I wanted to share this little snippet that happened on my son's class camp a few weeks ago.
Towards the end of the camp my son's teacher was brought a form to fill in by the education centre's admin. It asked her to give the statistics for the racial make-up of the group. She looked at it distastefully and our guide apologised but said they were obliged by government regulations to keep records, presumably so they can make sure that "previously disadvantaged" groups are adequately represented.

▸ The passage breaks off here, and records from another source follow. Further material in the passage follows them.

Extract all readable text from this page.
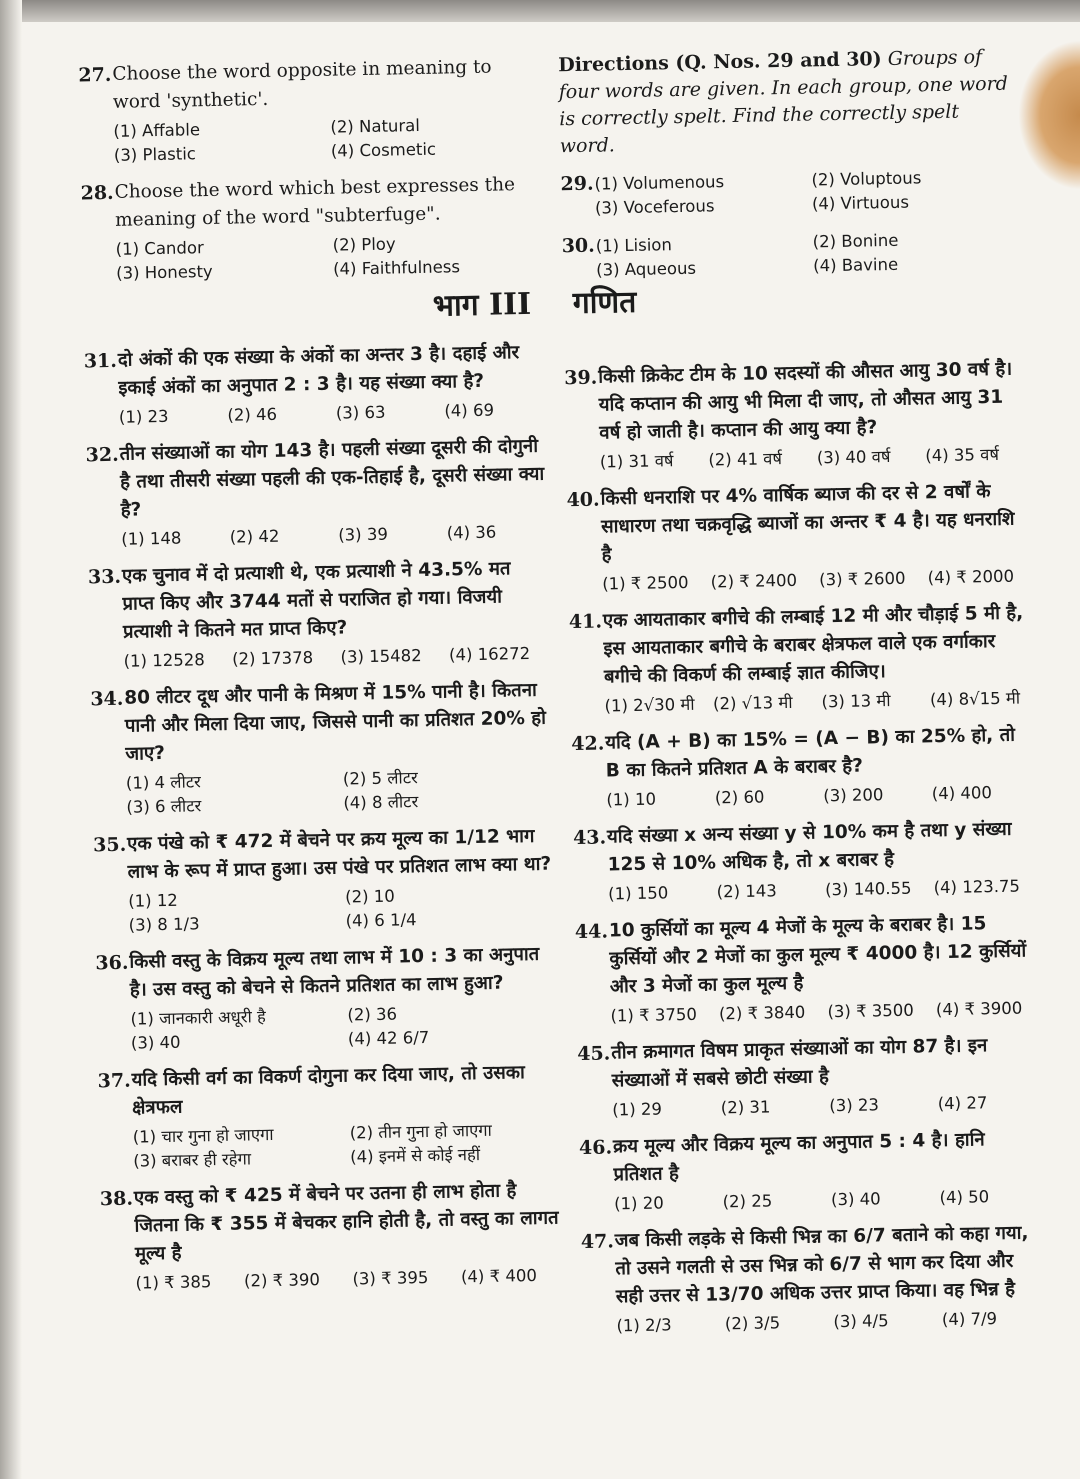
27. Choose the word opposite in meaning to word 'synthetic'.
(1) Affable	(2) Natural
(3) Plastic	(4) Cosmetic
28. Choose the word which best expresses the meaning of the word "subterfuge".
(1) Candor	(2) Ploy
(3) Honesty	(4) Faithfulness
31. दो अंकों की एक संख्या के अंकों का अन्तर 3 है। दहाई और इकाई अंकों का अनुपात 2 : 3 है। यह संख्या क्या है?
(1) 23	(2) 46	(3) 63	(4) 69
32. तीन संख्याओं का योग 143 है। पहली संख्या दूसरी की दोगुनी है तथा तीसरी संख्या पहली की एक-तिहाई है, दूसरी संख्या क्या है?
(1) 148	(2) 42	(3) 39	(4) 36
33. एक चुनाव में दो प्रत्याशी थे, एक प्रत्याशी ने 43.5% मत प्राप्त किए और 3744 मतों से पराजित हो गया। विजयी प्रत्याशी ने कितने मत प्राप्त किए?
(1) 12528	(2) 17378	(3) 15482	(4) 16272
34. 80 लीटर दूध और पानी के मिश्रण में 15% पानी है। कितना पानी और मिला दिया जाए, जिससे पानी का प्रतिशत 20% हो जाए?
(1) 4 लीटर	(2) 5 लीटर
(3) 6 लीटर	(4) 8 लीटर
35. एक पंखे को ₹ 472 में बेचने पर क्रय मूल्य का 1/12 भाग लाभ के रूप में प्राप्त हुआ। उस पंखे पर प्रतिशत लाभ क्या था?
(1) 12	(2) 10
(3) 8 1/3	(4) 6 1/4
36. किसी वस्तु के विक्रय मूल्य तथा लाभ में 10 : 3 का अनुपात है। उस वस्तु को बेचने से कितने प्रतिशत का लाभ हुआ?
(1) जानकारी अधूरी है	(2) 36
(3) 40	(4) 42 6/7
37. यदि किसी वर्ग का विकर्ण दोगुना कर दिया जाए, तो उसका क्षेत्रफल
(1) चार गुना हो जाएगा	(2) तीन गुना हो जाएगा
(3) बराबर ही रहेगा	(4) इनमें से कोई नहीं
38. एक वस्तु को ₹ 425 में बेचने पर उतना ही लाभ होता है जितना कि ₹ 355 में बेचकर हानि होती है, तो वस्तु का लागत मूल्य है
(1) ₹ 385	(2) ₹ 390	(3) ₹ 395	(4) ₹ 400
Directions (Q. Nos. 29 and 30) Groups of four words are given. In each group, one word is correctly spelt. Find the correctly spelt word.
29. (1) Volumenous	(2) Voluptous
(3) Voceferous	(4) Virtuous
30. (1) Lision	(2) Bonine
(3) Aqueous	(4) Bavine
39. किसी क्रिकेट टीम के 10 सदस्यों की औसत आयु 30 वर्ष है। यदि कप्तान की आयु भी मिला दी जाए, तो औसत आयु 31 वर्ष हो जाती है। कप्तान की आयु क्या है?
(1) 31 वर्ष	(2) 41 वर्ष	(3) 40 वर्ष	(4) 35 वर्ष
40. किसी धनराशि पर 4% वार्षिक ब्याज की दर से 2 वर्षों के साधारण तथा चक्रवृद्धि ब्याजों का अन्तर ₹ 4 है। यह धनराशि है
(1) ₹ 2500	(2) ₹ 2400	(3) ₹ 2600	(4) ₹ 2000
41. एक आयताकार बगीचे की लम्बाई 12 मी और चौड़ाई 5 मी है, इस आयताकार बगीचे के बराबर क्षेत्रफल वाले एक वर्गाकार बगीचे की विकर्ण की लम्बाई ज्ञात कीजिए।
(1) 2√30 मी	(2) √13 मी	(3) 13 मी	(4) 8√15 मी
42. यदि (A + B) का 15% = (A − B) का 25% हो, तो B का कितने प्रतिशत A के बराबर है?
(1) 10	(2) 60	(3) 200	(4) 400
43. यदि संख्या x अन्य संख्या y से 10% कम है तथा y संख्या 125 से 10% अधिक है, तो x बराबर है
(1) 150	(2) 143	(3) 140.55	(4) 123.75
44. 10 कुर्सियों का मूल्य 4 मेजों के मूल्य के बराबर है। 15 कुर्सियों और 2 मेजों का कुल मूल्य ₹ 4000 है। 12 कुर्सियों और 3 मेजों का कुल मूल्य है
(1) ₹ 3750	(2) ₹ 3840	(3) ₹ 3500	(4) ₹ 3900
45. तीन क्रमागत विषम प्राकृत संख्याओं का योग 87 है। इन संख्याओं में सबसे छोटी संख्या है
(1) 29	(2) 31	(3) 23	(4) 27
46. क्रय मूल्य और विक्रय मूल्य का अनुपात 5 : 4 है। हानि प्रतिशत है
(1) 20	(2) 25	(3) 40	(4) 50
47. जब किसी लड़के से किसी भिन्न का 6/7 बताने को कहा गया, तो उसने गलती से उस भिन्न को 6/7 से भाग कर दिया और सही उत्तर से 13/70 अधिक उत्तर प्राप्त किया। वह भिन्न है
(1) 2/3	(2) 3/5	(3) 4/5	(4) 7/9
भाग III गणित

Some of the nine-year old girls were hanging out with the grown-ups and were interested in the form, helping count up the numbers of black, coloured and white, boys and then girls. At one point one of the Xhosa girls reached a different total to the teacher and started naming each white boy that she had counted to make her total of four. My son and the twins who live at Camphill (a village community for slightly mentally disabled adults, down the road from us, with quite a group of the children of the co-workers living there), were counted off and then she added Danny to the list. Danny is the adopted son of one of the (white) Camphill house parents, his skin a dark brown, but he has grown up with the same cultural background as the twins and she saw him as white, even though his skin was no lighter than hers.
The teacher and I looked at each other, secretly thrilled that this pigeon-holing for the sake of statistics had been cancelled out by a child's perception of how things are.
It really seemed to illustrate that for our children's generation culture is more of a racial identifier than physical colour. It also give huge hope that our country can eventually become more unified as our children grow up and share their cultures with each other and a solid middle-class of all colours gives us a foundation on which to build.